The real killer turns out to be Lynn, who gave himself a small dose of poison before. He lures Vance and Doris to the Closter townhouse to kill them. But before Lynn completes his "perfect crime", Vance reads from a letter he wrote earlier in which he detailed his theory about the killings. In it, Vance names Lynn as the murderer, calling him a rich, egomaniacal weakling, who, being tired of his wife, poisoned her and threw the blame on his uncle, whom he despised. After hearing Vance's summary of the murder plot, Lynn tells his captors that he has arranged to pin Vance and Doris' forthcoming murder on Kinkaid. However, when Lynn shoots Vance, Heath and others emerge from behind a door where they have been recording Lynn's confession and shoot him dead. After thanking Mrs. Llewellyn's maid Becky for loading Lynn's gun with blanks, Vance resumes his romance with Doris.

==Cast==

- Paul Lukas as Philo Vance
- Alison Skipworth as Mrs. Priscilla Kinkaid Llewellyn
- Donald Cook as Lynn (Mrs. Llewellyn's son)
- Rosalind Russell as Doris (Mrs. Llewellyn's secretary-companion)
- Arthur Byron as Kinkaid (Mrs. Llewellyn's brother)
- Ted Healy as Sergeant Heath
- Eric Blore as Currie (Vance's butler)
- Isabel Jewell as Amelia (Mrs. Llewellyn's daughter)
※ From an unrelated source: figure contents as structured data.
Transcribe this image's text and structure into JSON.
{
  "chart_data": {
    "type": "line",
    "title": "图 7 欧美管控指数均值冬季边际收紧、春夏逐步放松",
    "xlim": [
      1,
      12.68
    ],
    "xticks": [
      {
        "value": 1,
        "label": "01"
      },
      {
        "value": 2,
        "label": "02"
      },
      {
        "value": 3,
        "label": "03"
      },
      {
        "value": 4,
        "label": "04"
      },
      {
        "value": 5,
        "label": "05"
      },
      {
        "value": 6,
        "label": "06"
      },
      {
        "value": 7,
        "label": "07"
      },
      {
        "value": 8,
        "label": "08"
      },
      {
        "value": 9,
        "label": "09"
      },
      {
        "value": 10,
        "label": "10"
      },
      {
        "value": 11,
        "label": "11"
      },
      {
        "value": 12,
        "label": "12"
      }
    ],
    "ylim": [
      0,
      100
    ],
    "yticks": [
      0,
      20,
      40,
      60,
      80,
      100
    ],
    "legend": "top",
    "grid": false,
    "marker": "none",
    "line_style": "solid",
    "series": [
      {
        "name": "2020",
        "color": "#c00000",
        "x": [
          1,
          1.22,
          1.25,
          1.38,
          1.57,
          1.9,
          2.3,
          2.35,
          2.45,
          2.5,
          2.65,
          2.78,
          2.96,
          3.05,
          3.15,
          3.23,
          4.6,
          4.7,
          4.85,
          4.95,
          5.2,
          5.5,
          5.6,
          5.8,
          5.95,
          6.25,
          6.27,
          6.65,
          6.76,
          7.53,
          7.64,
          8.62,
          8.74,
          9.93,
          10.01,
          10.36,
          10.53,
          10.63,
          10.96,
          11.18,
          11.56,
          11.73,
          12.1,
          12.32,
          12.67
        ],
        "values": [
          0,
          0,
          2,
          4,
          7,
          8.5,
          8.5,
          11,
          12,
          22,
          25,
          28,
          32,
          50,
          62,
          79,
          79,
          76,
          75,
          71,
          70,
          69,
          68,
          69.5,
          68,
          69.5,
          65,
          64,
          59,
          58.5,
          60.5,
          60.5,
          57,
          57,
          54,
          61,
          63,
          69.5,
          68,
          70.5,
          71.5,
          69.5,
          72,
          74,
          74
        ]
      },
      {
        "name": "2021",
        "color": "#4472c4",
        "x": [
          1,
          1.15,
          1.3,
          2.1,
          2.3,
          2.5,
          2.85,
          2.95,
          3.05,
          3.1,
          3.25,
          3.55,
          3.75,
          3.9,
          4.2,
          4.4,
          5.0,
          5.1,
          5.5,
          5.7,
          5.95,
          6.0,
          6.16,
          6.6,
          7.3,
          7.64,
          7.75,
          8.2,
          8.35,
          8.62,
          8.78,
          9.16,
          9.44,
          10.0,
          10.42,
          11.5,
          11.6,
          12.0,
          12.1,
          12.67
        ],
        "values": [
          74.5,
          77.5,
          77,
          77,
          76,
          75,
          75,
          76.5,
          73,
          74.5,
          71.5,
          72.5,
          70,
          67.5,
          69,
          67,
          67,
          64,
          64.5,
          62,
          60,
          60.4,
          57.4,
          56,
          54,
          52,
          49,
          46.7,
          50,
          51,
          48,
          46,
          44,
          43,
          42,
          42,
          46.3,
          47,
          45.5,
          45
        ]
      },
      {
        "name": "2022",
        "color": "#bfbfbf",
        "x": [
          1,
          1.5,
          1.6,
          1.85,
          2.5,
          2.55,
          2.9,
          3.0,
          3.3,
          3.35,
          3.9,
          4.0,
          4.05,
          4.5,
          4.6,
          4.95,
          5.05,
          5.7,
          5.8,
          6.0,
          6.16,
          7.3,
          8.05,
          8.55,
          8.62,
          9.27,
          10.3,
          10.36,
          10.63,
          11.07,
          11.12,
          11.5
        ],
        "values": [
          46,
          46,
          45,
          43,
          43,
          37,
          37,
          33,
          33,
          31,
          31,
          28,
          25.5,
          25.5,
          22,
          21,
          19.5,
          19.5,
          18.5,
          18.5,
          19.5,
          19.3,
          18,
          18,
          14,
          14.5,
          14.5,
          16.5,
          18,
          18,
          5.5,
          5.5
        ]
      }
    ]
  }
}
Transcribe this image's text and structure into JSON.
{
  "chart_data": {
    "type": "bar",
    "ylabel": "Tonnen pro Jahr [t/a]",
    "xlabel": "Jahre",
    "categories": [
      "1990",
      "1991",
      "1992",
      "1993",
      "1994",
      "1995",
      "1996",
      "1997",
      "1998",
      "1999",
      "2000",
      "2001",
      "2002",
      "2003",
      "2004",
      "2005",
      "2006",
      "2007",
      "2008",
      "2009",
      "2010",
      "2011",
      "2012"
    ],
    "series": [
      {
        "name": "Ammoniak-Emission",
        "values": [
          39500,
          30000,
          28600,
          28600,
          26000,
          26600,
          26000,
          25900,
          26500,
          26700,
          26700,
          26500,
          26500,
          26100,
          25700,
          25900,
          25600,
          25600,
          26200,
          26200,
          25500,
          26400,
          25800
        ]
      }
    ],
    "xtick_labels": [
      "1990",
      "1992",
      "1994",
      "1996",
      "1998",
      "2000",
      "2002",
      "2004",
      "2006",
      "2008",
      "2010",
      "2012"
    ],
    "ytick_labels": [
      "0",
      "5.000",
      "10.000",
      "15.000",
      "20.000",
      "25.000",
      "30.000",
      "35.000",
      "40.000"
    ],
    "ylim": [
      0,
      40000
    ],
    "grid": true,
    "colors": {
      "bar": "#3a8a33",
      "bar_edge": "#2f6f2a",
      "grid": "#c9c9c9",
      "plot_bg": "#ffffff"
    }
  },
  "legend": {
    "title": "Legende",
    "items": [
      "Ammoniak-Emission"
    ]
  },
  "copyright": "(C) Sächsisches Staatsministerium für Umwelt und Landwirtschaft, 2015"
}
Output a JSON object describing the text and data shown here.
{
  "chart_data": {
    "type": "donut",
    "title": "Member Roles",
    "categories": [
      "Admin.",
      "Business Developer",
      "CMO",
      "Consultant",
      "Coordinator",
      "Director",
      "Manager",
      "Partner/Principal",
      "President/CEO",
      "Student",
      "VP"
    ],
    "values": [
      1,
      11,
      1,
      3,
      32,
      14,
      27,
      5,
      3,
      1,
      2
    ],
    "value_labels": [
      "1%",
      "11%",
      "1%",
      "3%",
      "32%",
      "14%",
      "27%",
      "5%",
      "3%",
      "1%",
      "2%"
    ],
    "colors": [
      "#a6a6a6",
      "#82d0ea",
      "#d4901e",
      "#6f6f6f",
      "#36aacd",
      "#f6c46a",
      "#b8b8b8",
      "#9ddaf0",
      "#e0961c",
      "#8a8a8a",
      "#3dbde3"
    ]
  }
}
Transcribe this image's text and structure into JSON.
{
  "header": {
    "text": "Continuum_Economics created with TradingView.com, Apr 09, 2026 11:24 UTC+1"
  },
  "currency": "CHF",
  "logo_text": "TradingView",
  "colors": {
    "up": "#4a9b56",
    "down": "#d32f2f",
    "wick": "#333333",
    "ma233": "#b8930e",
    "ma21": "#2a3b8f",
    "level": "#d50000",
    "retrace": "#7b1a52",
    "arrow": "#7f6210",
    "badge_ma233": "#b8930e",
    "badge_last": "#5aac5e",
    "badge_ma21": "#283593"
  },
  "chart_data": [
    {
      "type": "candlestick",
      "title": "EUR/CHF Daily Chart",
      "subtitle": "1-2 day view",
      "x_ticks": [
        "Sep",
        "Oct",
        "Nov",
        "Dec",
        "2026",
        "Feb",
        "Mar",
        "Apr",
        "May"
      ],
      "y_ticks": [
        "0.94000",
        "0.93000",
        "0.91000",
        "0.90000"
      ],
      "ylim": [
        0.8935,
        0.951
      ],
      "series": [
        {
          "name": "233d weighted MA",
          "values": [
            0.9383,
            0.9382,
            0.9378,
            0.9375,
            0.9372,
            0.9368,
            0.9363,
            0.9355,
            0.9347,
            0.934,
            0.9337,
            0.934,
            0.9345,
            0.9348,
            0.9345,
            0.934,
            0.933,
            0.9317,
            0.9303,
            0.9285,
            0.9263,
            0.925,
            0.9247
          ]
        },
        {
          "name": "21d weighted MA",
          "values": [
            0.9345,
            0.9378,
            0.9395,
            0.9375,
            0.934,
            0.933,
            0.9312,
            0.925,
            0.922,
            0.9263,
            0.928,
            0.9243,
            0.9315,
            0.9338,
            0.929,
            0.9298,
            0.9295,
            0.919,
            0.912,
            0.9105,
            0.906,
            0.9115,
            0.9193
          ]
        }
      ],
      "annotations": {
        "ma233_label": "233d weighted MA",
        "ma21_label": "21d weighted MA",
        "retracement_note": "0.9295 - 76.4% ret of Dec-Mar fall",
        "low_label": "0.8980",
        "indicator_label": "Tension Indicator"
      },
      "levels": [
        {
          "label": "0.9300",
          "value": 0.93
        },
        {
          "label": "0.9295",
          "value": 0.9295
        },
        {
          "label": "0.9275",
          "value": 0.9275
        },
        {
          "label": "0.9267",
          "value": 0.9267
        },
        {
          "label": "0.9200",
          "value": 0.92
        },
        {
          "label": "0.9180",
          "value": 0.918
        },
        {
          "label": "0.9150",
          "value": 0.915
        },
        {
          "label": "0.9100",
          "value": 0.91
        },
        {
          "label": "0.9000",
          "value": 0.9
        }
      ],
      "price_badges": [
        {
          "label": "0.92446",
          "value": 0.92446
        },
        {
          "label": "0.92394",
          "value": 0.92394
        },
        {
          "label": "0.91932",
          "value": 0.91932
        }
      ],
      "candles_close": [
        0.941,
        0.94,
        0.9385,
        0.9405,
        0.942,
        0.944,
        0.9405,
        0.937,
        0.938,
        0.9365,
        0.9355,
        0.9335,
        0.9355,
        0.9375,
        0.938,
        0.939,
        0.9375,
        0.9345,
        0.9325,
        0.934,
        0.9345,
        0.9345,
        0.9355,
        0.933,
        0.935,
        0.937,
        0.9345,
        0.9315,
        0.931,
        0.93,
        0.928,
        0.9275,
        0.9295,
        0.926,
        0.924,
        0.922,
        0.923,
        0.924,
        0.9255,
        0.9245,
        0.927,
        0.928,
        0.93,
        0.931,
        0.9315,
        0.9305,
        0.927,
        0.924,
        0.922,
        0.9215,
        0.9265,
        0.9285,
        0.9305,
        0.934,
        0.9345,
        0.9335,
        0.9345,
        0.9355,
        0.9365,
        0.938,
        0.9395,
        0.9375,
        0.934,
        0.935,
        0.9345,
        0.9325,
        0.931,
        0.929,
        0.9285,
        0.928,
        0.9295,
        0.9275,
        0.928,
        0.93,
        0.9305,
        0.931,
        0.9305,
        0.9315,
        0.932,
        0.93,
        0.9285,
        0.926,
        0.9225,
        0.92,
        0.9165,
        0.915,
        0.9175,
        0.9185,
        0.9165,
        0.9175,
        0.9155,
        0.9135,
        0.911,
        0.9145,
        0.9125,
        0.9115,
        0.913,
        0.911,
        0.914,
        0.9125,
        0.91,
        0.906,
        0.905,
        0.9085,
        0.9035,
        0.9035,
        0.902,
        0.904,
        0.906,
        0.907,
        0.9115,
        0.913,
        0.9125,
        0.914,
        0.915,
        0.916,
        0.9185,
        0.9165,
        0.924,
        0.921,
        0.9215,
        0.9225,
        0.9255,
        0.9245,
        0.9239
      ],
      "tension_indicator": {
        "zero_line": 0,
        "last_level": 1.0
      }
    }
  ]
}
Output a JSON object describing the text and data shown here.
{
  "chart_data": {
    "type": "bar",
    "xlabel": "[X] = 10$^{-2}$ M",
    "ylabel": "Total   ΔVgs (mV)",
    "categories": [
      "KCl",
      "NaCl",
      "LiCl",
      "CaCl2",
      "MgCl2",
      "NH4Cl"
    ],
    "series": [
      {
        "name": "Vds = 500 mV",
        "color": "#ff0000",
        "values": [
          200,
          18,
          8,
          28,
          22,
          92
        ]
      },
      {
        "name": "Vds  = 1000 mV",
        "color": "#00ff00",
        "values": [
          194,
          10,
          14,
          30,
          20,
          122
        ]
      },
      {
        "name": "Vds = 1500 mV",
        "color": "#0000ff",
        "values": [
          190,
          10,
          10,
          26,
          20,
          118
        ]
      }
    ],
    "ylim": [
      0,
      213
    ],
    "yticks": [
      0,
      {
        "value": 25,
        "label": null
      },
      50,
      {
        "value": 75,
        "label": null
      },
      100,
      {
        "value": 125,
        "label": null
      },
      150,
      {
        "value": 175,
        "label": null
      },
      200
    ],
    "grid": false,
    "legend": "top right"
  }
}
- Louise Fazenda as Becky (maid)
- Purnell Pratt as Markham (District Attorney)
- Leslie Fenton as Dr. Kane (Llewellyns' doctor)
- Louise Henry as Virginia (Lynn Llewellyn's wife)
- Leo G. Carroll as Smith (Llewellyns' butler)
- Charles Sellon as Dr. Doremus (coroner)
- William Demarest as the auctioneer (uncredited)

Cast note:
- Rosalind Russell considered both the film and her performance in it to be "so bad". She wrote in her autobiography Life is a Banquet that MGM forced the role on her, and that afterward, her maid would tell her: "If you don't behave ... I'm going to tell people about that Casino Murder Case."

==Production==
Originally William Powell and Myrna Loy were intended to star in The Casino Murder Case, but Powell was tired of playing Vance - he was the first actor to play the part on film, and had played the sleuth in four earlier Philo Vance features, as well as a short skit in Paramount on Parade - so MGM planned to use Otto Kruger, and then Fred Keating (who would have been borrowed from Columbia Pictures), Warren William, and Ricardo Cortez, before settling on Paul Lukas. Eugene Pallette was to have played the police sergeant, but was first replaced by Edward Brophy, and then Ted Healey. Constance Collier was to have played "Mrs. Llewellyn", before Alison Skipworth was borrowed from Paramount Pictures for the role.

==Critical response==
Andre Sennwald in The New York Times wrote "Paul Lukas just isn't the Philo Vance type and his reticent drawing-room manner seems a feeble substitute for the dashing qualities which made William Powell the best of the cinema Philos. Rosalind Russell works very hard at being agreeable in the Myrna Loy style, but with no vast success. Miss Skipworth, of course, is characteristically excellent as the foolish dowager, and there are good performances by Arthur Byron as the chief suspect and the comical Ted Healy as the halfwit detective. The best work in the film, though, is contributed by Isabel Jewell as the morbid and dipsomaniac daughter of the house."

More recently, Turner Classic Movies called the film "a diverting series entry that was faithful to Van Dine's original story", and Allmovie agreed that Paul Lukas "is simply not the right type for the part" and that "it is largely because of Lukas that the film is not one of the better entries in the series." The review characterizes the work of Alison Skipworth and Isabel Jewell as "excellent" and Eric Blore and Charles Sellon as "strong" performances, but says that Rosalind Russell "hasn't quite yet hit her stride here." As a result, the mix of comedy and mystery in the film "isn't as smooth as one might wish."